Sharma P, Masouleh AK, Topp B, Furtado A and Henry RJ

The Plant Journal


Recent advances in the sequencing and assembly of plant genomes have allowed the generation of genomes with increasing contiguity and sequence accuracy. Chromosome level genome assemblies using sequence contigs generated from long read sequencing have involved the use of proximity analysis (Hi-C) or traditional genetic maps to guide the placement of sequence contigs within chromosomes. The development of highly accurate long reads by repeated sequencing of circularized DNA (HiFi; PacBio) has greatly increased the size of contigs. We now report the use of HiFiasm to assemble the genome of Macadamia jansenii, a genome that has been used as a model to test sequencing and assembly.
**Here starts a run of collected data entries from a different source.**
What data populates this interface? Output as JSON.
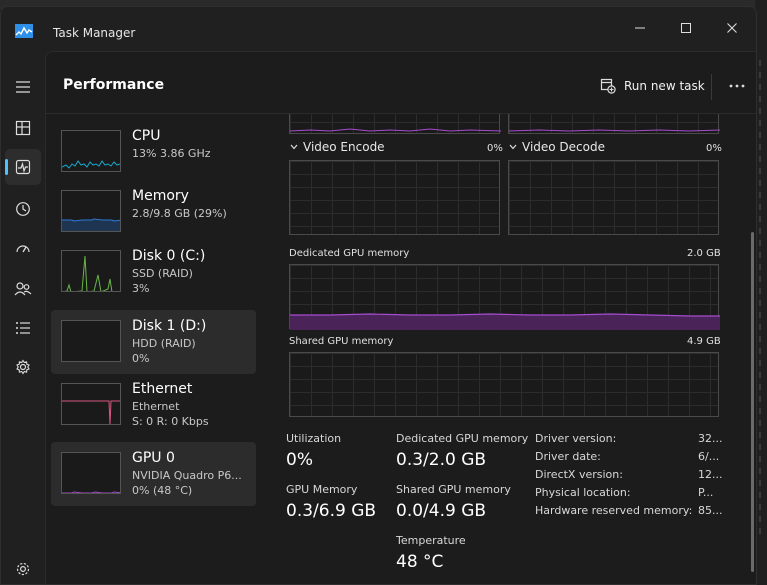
{
  "window": {
    "title": "Task Manager",
    "minimize_icon": "minimize-icon",
    "maximize_icon": "maximize-icon",
    "close_icon": "close-icon"
  },
  "nav": {
    "items": [
      {
        "icon": "hamburger-icon"
      },
      {
        "icon": "processes-icon"
      },
      {
        "icon": "performance-icon",
        "active": true
      },
      {
        "icon": "app-history-icon"
      },
      {
        "icon": "startup-apps-icon"
      },
      {
        "icon": "users-icon"
      },
      {
        "icon": "details-icon"
      },
      {
        "icon": "services-icon"
      }
    ],
    "settings_icon": "settings-icon"
  },
  "header": {
    "title": "Performance",
    "run_new_task": "Run new task",
    "more_icon": "more-options-icon"
  },
  "devices": [
    {
      "name": "CPU",
      "sub1": "13% 3.86 GHz",
      "sub2": "",
      "sub3": "",
      "color": "#17a8cf"
    },
    {
      "name": "Memory",
      "sub1": "2.8/9.8 GB (29%)",
      "sub2": "",
      "sub3": "",
      "color": "#2e7bd6"
    },
    {
      "name": "Disk 0 (C:)",
      "sub1": "SSD (RAID)",
      "sub2": "3%",
      "sub3": "",
      "color": "#6ab547"
    },
    {
      "name": "Disk 1 (D:)",
      "sub1": "HDD (RAID)",
      "sub2": "0%",
      "sub3": "",
      "color": "#6ab547"
    },
    {
      "name": "Ethernet",
      "sub1": "Ethernet",
      "sub2": "S: 0 R: 0 Kbps",
      "sub3": "",
      "color": "#d9577f"
    },
    {
      "name": "GPU 0",
      "sub1": "NVIDIA Quadro P6...",
      "sub2": "0% (48 °C)",
      "sub3": "",
      "color": "#a64ccf"
    }
  ],
  "gpu": {
    "video_encode_label": "Video Encode",
    "video_encode_pct": "0%",
    "video_decode_label": "Video Decode",
    "video_decode_pct": "0%",
    "dedicated_label": "Dedicated GPU memory",
    "dedicated_max": "2.0 GB",
    "shared_label": "Shared GPU memory",
    "shared_max": "4.9 GB",
    "accent": "#a64ccf",
    "stats": {
      "utilization_label": "Utilization",
      "utilization_value": "0%",
      "dedicated_label": "Dedicated GPU memory",
      "dedicated_value": "0.3/2.0 GB",
      "gpu_memory_label": "GPU Memory",
      "gpu_memory_value": "0.3/6.9 GB",
      "shared_label": "Shared GPU memory",
      "shared_value": "0.0/4.9 GB",
      "temperature_label": "Temperature",
      "temperature_value": "48 °C"
    },
    "info": [
      {
        "key": "Driver version:",
        "value": "32..."
      },
      {
        "key": "Driver date:",
        "value": "6/..."
      },
      {
        "key": "DirectX version:",
        "value": "12..."
      },
      {
        "key": "Physical location:",
        "value": "P..."
      },
      {
        "key": "Hardware reserved memory:",
        "value": "85..."
      }
    ]
  }
}
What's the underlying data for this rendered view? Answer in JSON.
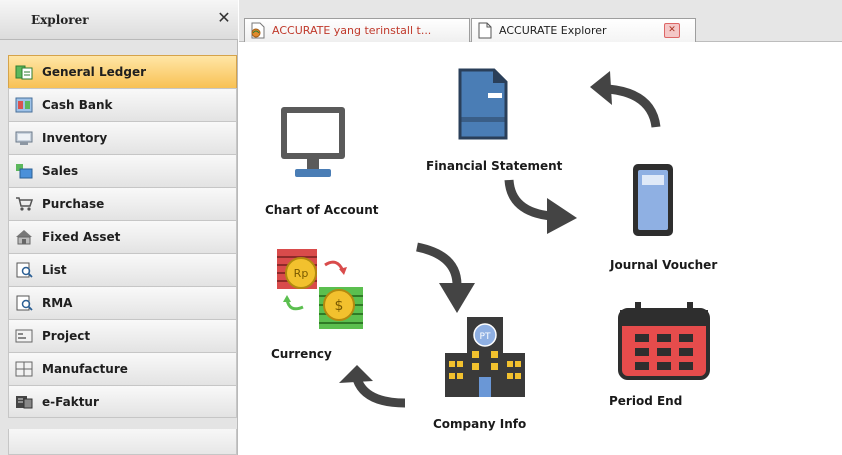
{
  "sidebar": {
    "title": "Explorer",
    "close_icon": "close-icon",
    "items": [
      {
        "label": "General Ledger",
        "icon": "general-ledger-icon",
        "active": true
      },
      {
        "label": "Cash Bank",
        "icon": "cash-bank-icon"
      },
      {
        "label": "Inventory",
        "icon": "inventory-icon"
      },
      {
        "label": "Sales",
        "icon": "sales-icon"
      },
      {
        "label": "Purchase",
        "icon": "purchase-icon"
      },
      {
        "label": "Fixed Asset",
        "icon": "fixed-asset-icon"
      },
      {
        "label": "List",
        "icon": "list-icon"
      },
      {
        "label": "RMA",
        "icon": "rma-icon"
      },
      {
        "label": "Project",
        "icon": "project-icon"
      },
      {
        "label": "Manufacture",
        "icon": "manufacture-icon"
      },
      {
        "label": "e-Faktur",
        "icon": "e-faktur-icon"
      }
    ]
  },
  "tabs": [
    {
      "label": "ACCURATE yang terinstall t...",
      "icon": "web-page-icon"
    },
    {
      "label": "ACCURATE Explorer",
      "icon": "document-icon",
      "active": true
    }
  ],
  "flow": {
    "chart_of_account": {
      "label": "Chart of Account",
      "icon": "monitor-icon"
    },
    "financial_statement": {
      "label": "Financial Statement",
      "icon": "document-icon"
    },
    "journal_voucher": {
      "label": "Journal Voucher",
      "icon": "voucher-icon"
    },
    "period_end": {
      "label": "Period End",
      "icon": "calendar-icon"
    },
    "company_info": {
      "label": "Company Info",
      "icon": "building-icon",
      "badge": "PT"
    },
    "currency": {
      "label": "Currency",
      "icon": "currency-exchange-icon",
      "coin_text": "Rp"
    }
  },
  "colors": {
    "active_nav": "#f8c154",
    "tab_label_red": "#c0392b",
    "arrow": "#444444",
    "doc_blue": "#4a7db5",
    "calendar_red": "#e64c4c"
  }
}
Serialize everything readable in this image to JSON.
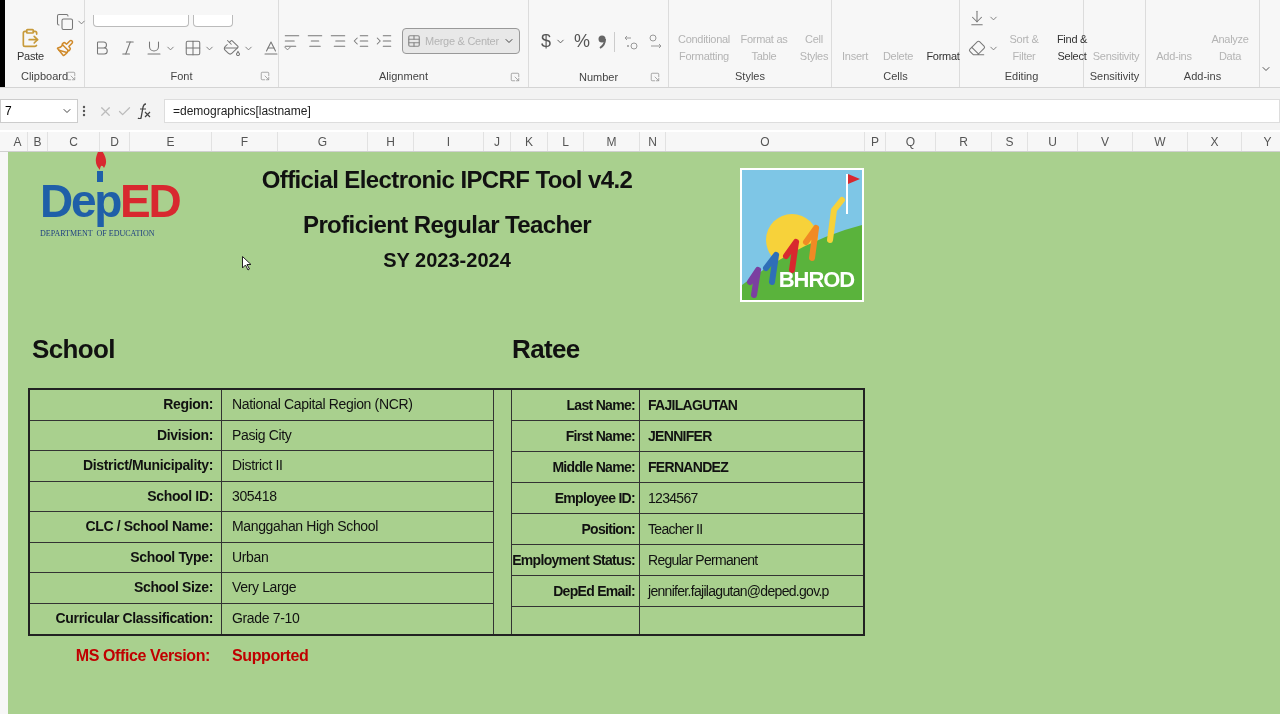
{
  "ribbon": {
    "groups": [
      {
        "label": "Clipboard",
        "launcher": true,
        "buttons": [
          {
            "label": "Paste",
            "disabled": false
          }
        ]
      },
      {
        "label": "Font",
        "launcher": true
      },
      {
        "label": "Alignment",
        "launcher": true,
        "buttons": [
          {
            "label": "Merge & Center",
            "disabled": true
          }
        ]
      },
      {
        "label": "Number",
        "launcher": true,
        "buttons": [
          {
            "label": "$",
            "disabled": false
          },
          {
            "label": "%",
            "disabled": false
          }
        ]
      },
      {
        "label": "Styles",
        "launcher": false,
        "buttons": [
          {
            "label": "Conditional Formatting",
            "disabled": true
          },
          {
            "label": "Format as Table",
            "disabled": true
          },
          {
            "label": "Cell Styles",
            "disabled": true
          }
        ]
      },
      {
        "label": "Cells",
        "launcher": false,
        "buttons": [
          {
            "label": "Insert",
            "disabled": true
          },
          {
            "label": "Delete",
            "disabled": true
          },
          {
            "label": "Format",
            "disabled": false
          }
        ]
      },
      {
        "label": "Editing",
        "launcher": false,
        "buttons": [
          {
            "label": "Sort & Filter",
            "disabled": true
          },
          {
            "label": "Find & Select",
            "disabled": false
          }
        ]
      },
      {
        "label": "Sensitivity",
        "launcher": false,
        "buttons": [
          {
            "label": "Sensitivity",
            "disabled": true
          }
        ]
      },
      {
        "label": "Add-ins",
        "launcher": false,
        "buttons": [
          {
            "label": "Add-ins",
            "disabled": true
          },
          {
            "label": "Analyze Data",
            "disabled": true
          }
        ]
      }
    ]
  },
  "formula_bar": {
    "name_box": "7",
    "formula": "=demographics[lastname]"
  },
  "columns": [
    "A",
    "B",
    "C",
    "D",
    "E",
    "F",
    "G",
    "H",
    "I",
    "J",
    "K",
    "L",
    "M",
    "N",
    "O",
    "P",
    "Q",
    "R",
    "S",
    "U",
    "V",
    "W",
    "X",
    "Y"
  ],
  "sheet": {
    "logo": {
      "wordmark": [
        "Dep",
        "ED"
      ],
      "tagline": [
        "DEPARTMENT",
        "OF EDUCATION"
      ]
    },
    "titles": [
      "Official Electronic IPCRF Tool v4.2",
      "Proficient Regular Teacher",
      "SY 2023-2024"
    ],
    "badge_logo": {
      "text": "BHROD"
    },
    "school": {
      "heading": "School",
      "rows": [
        {
          "label": "Region:",
          "value": "National Capital Region (NCR)"
        },
        {
          "label": "Division:",
          "value": "Pasig City"
        },
        {
          "label": "District/Municipality:",
          "value": "District II"
        },
        {
          "label": "School ID:",
          "value": "305418"
        },
        {
          "label": "CLC / School Name:",
          "value": "Manggahan High School"
        },
        {
          "label": "School Type:",
          "value": "Urban"
        },
        {
          "label": "School Size:",
          "value": "Very Large"
        },
        {
          "label": "Curricular Classification:",
          "value": "Grade 7-10"
        }
      ]
    },
    "ratee": {
      "heading": "Ratee",
      "rows": [
        {
          "label": "Last Name:",
          "value": "FAJILAGUTAN",
          "bold": true
        },
        {
          "label": "First Name:",
          "value": "JENNIFER",
          "bold": true
        },
        {
          "label": "Middle Name:",
          "value": "FERNANDEZ",
          "bold": true
        },
        {
          "label": "Employee ID:",
          "value": "1234567",
          "bold": false
        },
        {
          "label": "Position:",
          "value": "Teacher II",
          "bold": false
        },
        {
          "label": "Employment Status:",
          "value": "Regular Permanent",
          "bold": false
        },
        {
          "label": "DepEd Email:",
          "value": "jennifer.fajilagutan@deped.gov.p",
          "bold": false
        }
      ]
    },
    "office_version": {
      "label": "MS Office Version:",
      "value": "Supported"
    }
  }
}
This achieved almost complete chromosome level assembly from the sequence data alone without the need for higher level chromosome map information. Eight of the 14 chromosomes were represented by a single large contig (six with telomere repeats at both ends) and the other six assembled from two to four main contigs. The small number of chromosome breaks appears to be the result of highly repetitive regions including ribosomal genes that cannot be assembled by these approaches. De novo assembly of near complete chromosome level plant genomes now appears possible using these sequencing and assembly tools. Further targeted strategies might allow these remaining gaps to be closed.